The Historikerstreit (German: [hɪsˈtoːʁɪkɐˌʃtʁaɪt] , "historians' dispute")[1] was a dispute in the late 1980s in West Germany between conservative and left-of-center academics and other intellectuals about how to incorporate Nazi Germany and the Holocaust into German historiography, and more generally into the German people's view of themselves.[2] The dispute was initiated with the Bitburg controversy, which related to a commemorative service at a German military cemetery where members of the Waffen-SS were buried. The service was attended by President of the United States Ronald Reagan, who had been invited by the West German Chancellor Helmut Kohl. The Bitburg ceremony was widely interpreted in Germany as the beginning of the "normalization" of the nation's Nazi past, and inspired a slew of criticisms and defenses that made up the initiating arguments of the Historikerstreit.
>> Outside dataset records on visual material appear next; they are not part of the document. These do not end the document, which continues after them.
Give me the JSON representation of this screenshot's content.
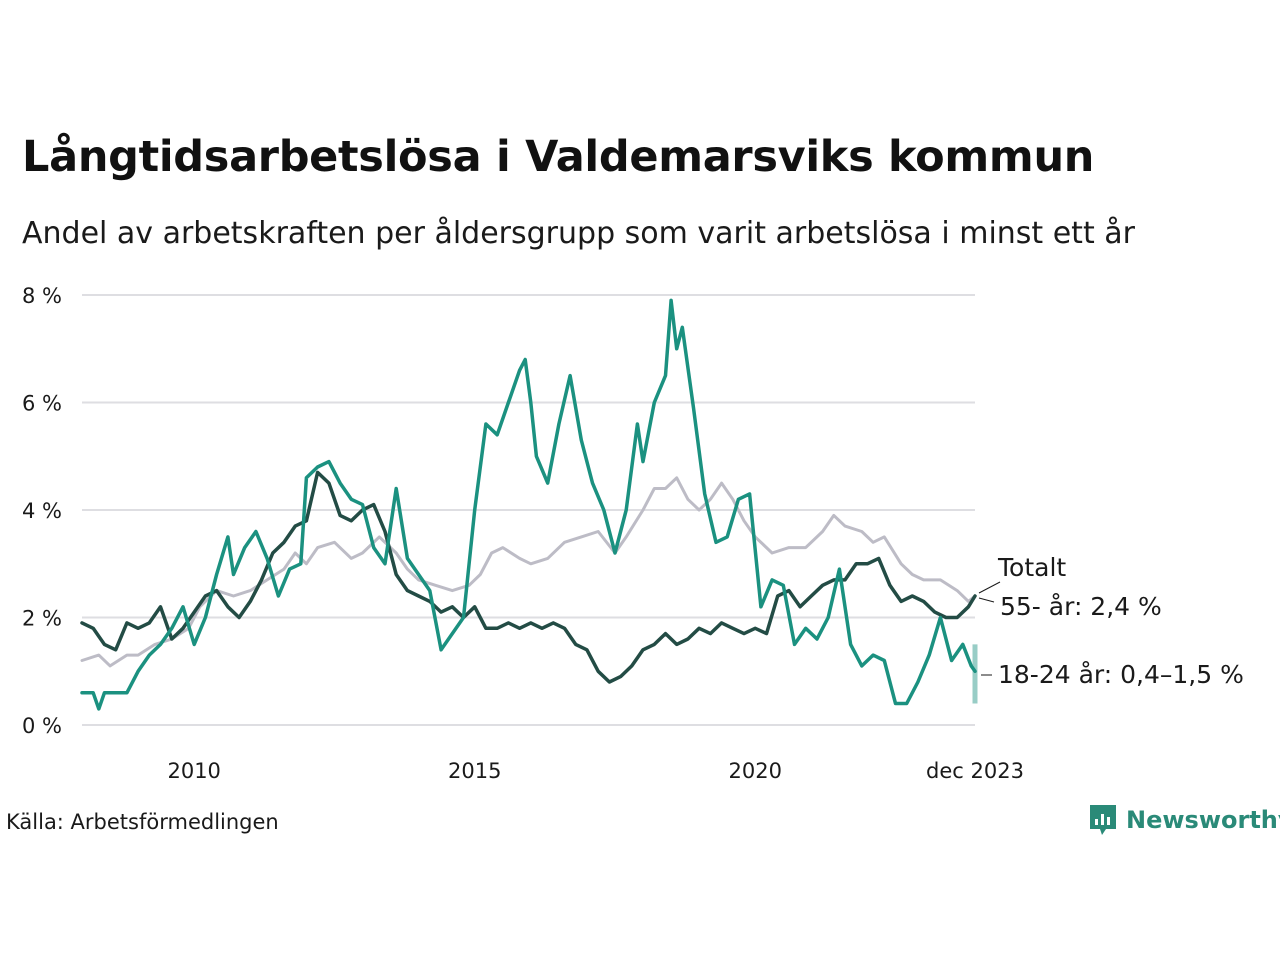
{
  "header": {
    "title": "Långtidsarbetslösa i Valdemarsviks kommun",
    "subtitle": "Andel av arbetskraften per åldersgrupp som varit arbetslösa i minst ett år"
  },
  "footer": {
    "source": "Källa: Arbetsförmedlingen",
    "brand": "Newsworthy",
    "brand_color": "#2a8a78"
  },
  "chart_data": {
    "type": "line",
    "title": "Långtidsarbetslösa i Valdemarsviks kommun",
    "xlabel": "",
    "ylabel": "",
    "xlim": [
      2008.0,
      2023.917
    ],
    "ylim": [
      0,
      8
    ],
    "yticks": [
      0,
      2,
      4,
      6,
      8
    ],
    "ytick_labels": [
      "0 %",
      "2 %",
      "4 %",
      "6 %",
      "8 %"
    ],
    "xticks": [
      2010,
      2015,
      2020,
      2023.917
    ],
    "xtick_labels": [
      "2010",
      "2015",
      "2020",
      "dec 2023"
    ],
    "grid": true,
    "series": [
      {
        "name": "Totalt",
        "label": "Totalt",
        "color": "#bdbcc6",
        "points": [
          [
            2008.0,
            1.2
          ],
          [
            2008.3,
            1.3
          ],
          [
            2008.5,
            1.1
          ],
          [
            2008.8,
            1.3
          ],
          [
            2009.0,
            1.3
          ],
          [
            2009.3,
            1.5
          ],
          [
            2009.6,
            1.6
          ],
          [
            2009.9,
            1.8
          ],
          [
            2010.1,
            2.2
          ],
          [
            2010.4,
            2.5
          ],
          [
            2010.7,
            2.4
          ],
          [
            2011.0,
            2.5
          ],
          [
            2011.3,
            2.7
          ],
          [
            2011.6,
            2.9
          ],
          [
            2011.8,
            3.2
          ],
          [
            2012.0,
            3.0
          ],
          [
            2012.2,
            3.3
          ],
          [
            2012.5,
            3.4
          ],
          [
            2012.8,
            3.1
          ],
          [
            2013.0,
            3.2
          ],
          [
            2013.3,
            3.5
          ],
          [
            2013.6,
            3.2
          ],
          [
            2013.8,
            2.9
          ],
          [
            2014.0,
            2.7
          ],
          [
            2014.3,
            2.6
          ],
          [
            2014.6,
            2.5
          ],
          [
            2014.9,
            2.6
          ],
          [
            2015.1,
            2.8
          ],
          [
            2015.3,
            3.2
          ],
          [
            2015.5,
            3.3
          ],
          [
            2015.8,
            3.1
          ],
          [
            2016.0,
            3.0
          ],
          [
            2016.3,
            3.1
          ],
          [
            2016.6,
            3.4
          ],
          [
            2016.9,
            3.5
          ],
          [
            2017.2,
            3.6
          ],
          [
            2017.5,
            3.2
          ],
          [
            2017.7,
            3.5
          ],
          [
            2018.0,
            4.0
          ],
          [
            2018.2,
            4.4
          ],
          [
            2018.4,
            4.4
          ],
          [
            2018.6,
            4.6
          ],
          [
            2018.8,
            4.2
          ],
          [
            2019.0,
            4.0
          ],
          [
            2019.2,
            4.2
          ],
          [
            2019.4,
            4.5
          ],
          [
            2019.6,
            4.2
          ],
          [
            2019.8,
            3.8
          ],
          [
            2020.0,
            3.5
          ],
          [
            2020.3,
            3.2
          ],
          [
            2020.6,
            3.3
          ],
          [
            2020.9,
            3.3
          ],
          [
            2021.2,
            3.6
          ],
          [
            2021.4,
            3.9
          ],
          [
            2021.6,
            3.7
          ],
          [
            2021.9,
            3.6
          ],
          [
            2022.1,
            3.4
          ],
          [
            2022.3,
            3.5
          ],
          [
            2022.6,
            3.0
          ],
          [
            2022.8,
            2.8
          ],
          [
            2023.0,
            2.7
          ],
          [
            2023.3,
            2.7
          ],
          [
            2023.6,
            2.5
          ],
          [
            2023.8,
            2.3
          ],
          [
            2023.917,
            2.4
          ]
        ]
      },
      {
        "name": "55- år",
        "label": "55- år: 2,4 %",
        "color": "#234c45",
        "points": [
          [
            2008.0,
            1.9
          ],
          [
            2008.2,
            1.8
          ],
          [
            2008.4,
            1.5
          ],
          [
            2008.6,
            1.4
          ],
          [
            2008.8,
            1.9
          ],
          [
            2009.0,
            1.8
          ],
          [
            2009.2,
            1.9
          ],
          [
            2009.4,
            2.2
          ],
          [
            2009.6,
            1.6
          ],
          [
            2009.8,
            1.8
          ],
          [
            2010.0,
            2.1
          ],
          [
            2010.2,
            2.4
          ],
          [
            2010.4,
            2.5
          ],
          [
            2010.6,
            2.2
          ],
          [
            2010.8,
            2.0
          ],
          [
            2011.0,
            2.3
          ],
          [
            2011.2,
            2.7
          ],
          [
            2011.4,
            3.2
          ],
          [
            2011.6,
            3.4
          ],
          [
            2011.8,
            3.7
          ],
          [
            2012.0,
            3.8
          ],
          [
            2012.2,
            4.7
          ],
          [
            2012.4,
            4.5
          ],
          [
            2012.6,
            3.9
          ],
          [
            2012.8,
            3.8
          ],
          [
            2013.0,
            4.0
          ],
          [
            2013.2,
            4.1
          ],
          [
            2013.4,
            3.6
          ],
          [
            2013.6,
            2.8
          ],
          [
            2013.8,
            2.5
          ],
          [
            2014.0,
            2.4
          ],
          [
            2014.2,
            2.3
          ],
          [
            2014.4,
            2.1
          ],
          [
            2014.6,
            2.2
          ],
          [
            2014.8,
            2.0
          ],
          [
            2015.0,
            2.2
          ],
          [
            2015.2,
            1.8
          ],
          [
            2015.4,
            1.8
          ],
          [
            2015.6,
            1.9
          ],
          [
            2015.8,
            1.8
          ],
          [
            2016.0,
            1.9
          ],
          [
            2016.2,
            1.8
          ],
          [
            2016.4,
            1.9
          ],
          [
            2016.6,
            1.8
          ],
          [
            2016.8,
            1.5
          ],
          [
            2017.0,
            1.4
          ],
          [
            2017.2,
            1.0
          ],
          [
            2017.4,
            0.8
          ],
          [
            2017.6,
            0.9
          ],
          [
            2017.8,
            1.1
          ],
          [
            2018.0,
            1.4
          ],
          [
            2018.2,
            1.5
          ],
          [
            2018.4,
            1.7
          ],
          [
            2018.6,
            1.5
          ],
          [
            2018.8,
            1.6
          ],
          [
            2019.0,
            1.8
          ],
          [
            2019.2,
            1.7
          ],
          [
            2019.4,
            1.9
          ],
          [
            2019.6,
            1.8
          ],
          [
            2019.8,
            1.7
          ],
          [
            2020.0,
            1.8
          ],
          [
            2020.2,
            1.7
          ],
          [
            2020.4,
            2.4
          ],
          [
            2020.6,
            2.5
          ],
          [
            2020.8,
            2.2
          ],
          [
            2021.0,
            2.4
          ],
          [
            2021.2,
            2.6
          ],
          [
            2021.4,
            2.7
          ],
          [
            2021.6,
            2.7
          ],
          [
            2021.8,
            3.0
          ],
          [
            2022.0,
            3.0
          ],
          [
            2022.2,
            3.1
          ],
          [
            2022.4,
            2.6
          ],
          [
            2022.6,
            2.3
          ],
          [
            2022.8,
            2.4
          ],
          [
            2023.0,
            2.3
          ],
          [
            2023.2,
            2.1
          ],
          [
            2023.4,
            2.0
          ],
          [
            2023.6,
            2.0
          ],
          [
            2023.8,
            2.2
          ],
          [
            2023.917,
            2.4
          ]
        ]
      },
      {
        "name": "18-24 år",
        "label": "18-24 år: 0,4–1,5 %",
        "color": "#1b9180",
        "range_last": [
          0.4,
          1.5
        ],
        "points": [
          [
            2008.0,
            0.6
          ],
          [
            2008.2,
            0.6
          ],
          [
            2008.3,
            0.3
          ],
          [
            2008.4,
            0.6
          ],
          [
            2008.6,
            0.6
          ],
          [
            2008.8,
            0.6
          ],
          [
            2009.0,
            1.0
          ],
          [
            2009.2,
            1.3
          ],
          [
            2009.4,
            1.5
          ],
          [
            2009.6,
            1.8
          ],
          [
            2009.8,
            2.2
          ],
          [
            2010.0,
            1.5
          ],
          [
            2010.2,
            2.0
          ],
          [
            2010.4,
            2.8
          ],
          [
            2010.6,
            3.5
          ],
          [
            2010.7,
            2.8
          ],
          [
            2010.9,
            3.3
          ],
          [
            2011.1,
            3.6
          ],
          [
            2011.3,
            3.1
          ],
          [
            2011.5,
            2.4
          ],
          [
            2011.7,
            2.9
          ],
          [
            2011.9,
            3.0
          ],
          [
            2012.0,
            4.6
          ],
          [
            2012.2,
            4.8
          ],
          [
            2012.4,
            4.9
          ],
          [
            2012.6,
            4.5
          ],
          [
            2012.8,
            4.2
          ],
          [
            2013.0,
            4.1
          ],
          [
            2013.2,
            3.3
          ],
          [
            2013.4,
            3.0
          ],
          [
            2013.6,
            4.4
          ],
          [
            2013.8,
            3.1
          ],
          [
            2014.0,
            2.8
          ],
          [
            2014.2,
            2.5
          ],
          [
            2014.4,
            1.4
          ],
          [
            2014.6,
            1.7
          ],
          [
            2014.8,
            2.0
          ],
          [
            2015.0,
            4.0
          ],
          [
            2015.2,
            5.6
          ],
          [
            2015.4,
            5.4
          ],
          [
            2015.6,
            6.0
          ],
          [
            2015.8,
            6.6
          ],
          [
            2015.9,
            6.8
          ],
          [
            2016.0,
            6.0
          ],
          [
            2016.1,
            5.0
          ],
          [
            2016.3,
            4.5
          ],
          [
            2016.5,
            5.6
          ],
          [
            2016.7,
            6.5
          ],
          [
            2016.9,
            5.3
          ],
          [
            2017.1,
            4.5
          ],
          [
            2017.3,
            4.0
          ],
          [
            2017.5,
            3.2
          ],
          [
            2017.7,
            4.0
          ],
          [
            2017.9,
            5.6
          ],
          [
            2018.0,
            4.9
          ],
          [
            2018.2,
            6.0
          ],
          [
            2018.4,
            6.5
          ],
          [
            2018.5,
            7.9
          ],
          [
            2018.6,
            7.0
          ],
          [
            2018.7,
            7.4
          ],
          [
            2018.9,
            5.9
          ],
          [
            2019.1,
            4.3
          ],
          [
            2019.3,
            3.4
          ],
          [
            2019.5,
            3.5
          ],
          [
            2019.7,
            4.2
          ],
          [
            2019.9,
            4.3
          ],
          [
            2020.1,
            2.2
          ],
          [
            2020.3,
            2.7
          ],
          [
            2020.5,
            2.6
          ],
          [
            2020.7,
            1.5
          ],
          [
            2020.9,
            1.8
          ],
          [
            2021.1,
            1.6
          ],
          [
            2021.3,
            2.0
          ],
          [
            2021.5,
            2.9
          ],
          [
            2021.7,
            1.5
          ],
          [
            2021.9,
            1.1
          ],
          [
            2022.1,
            1.3
          ],
          [
            2022.3,
            1.2
          ],
          [
            2022.5,
            0.4
          ],
          [
            2022.7,
            0.4
          ],
          [
            2022.9,
            0.8
          ],
          [
            2023.1,
            1.3
          ],
          [
            2023.3,
            2.0
          ],
          [
            2023.5,
            1.2
          ],
          [
            2023.7,
            1.5
          ],
          [
            2023.85,
            1.1
          ],
          [
            2023.917,
            1.0
          ]
        ]
      }
    ]
  }
}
The dispute quickly outgrew the initial context of the Bitburg controversy, however, and became a series of broader historiographic, political, and critical debates about how the episode of the Holocaust should be understood in Germany's history and identity.
The position taken by conservative intellectuals, most prominently Ernst Nolte, was that the Holocaust was not unique and therefore Germans should not bear any special burden of guilt for the "Final Solution to the Jewish Question".[3][4] Nolte argued that there was no moral difference between the crimes of the Soviet Union and those of Nazi Germany, and that the Nazis acted as they did out of fear of what the Soviet Union might do to Germany.[5] Others argued that the memory of the Nazi era could not be "normalized" and be a source of national pride,[6] and that it echoed Nazi propaganda.[7] Other central questions and topics debated within the dispute included the singularity of the Holocaust, the functionalist and intentionalist models of the Holocaust, methodological approaches to historiography, the political utility of history, the question of whether the Holocaust ought to be studied comparatively, and ethics of public commemorations of history.
The debate attracted much media attention in West Germany, with its participants frequently giving television interviews and writing op-ed pieces in newspapers. It flared up again briefly in 2000 when Nolte, one of its leading figures, was awarded the Konrad Adenauer Prize for science.[8]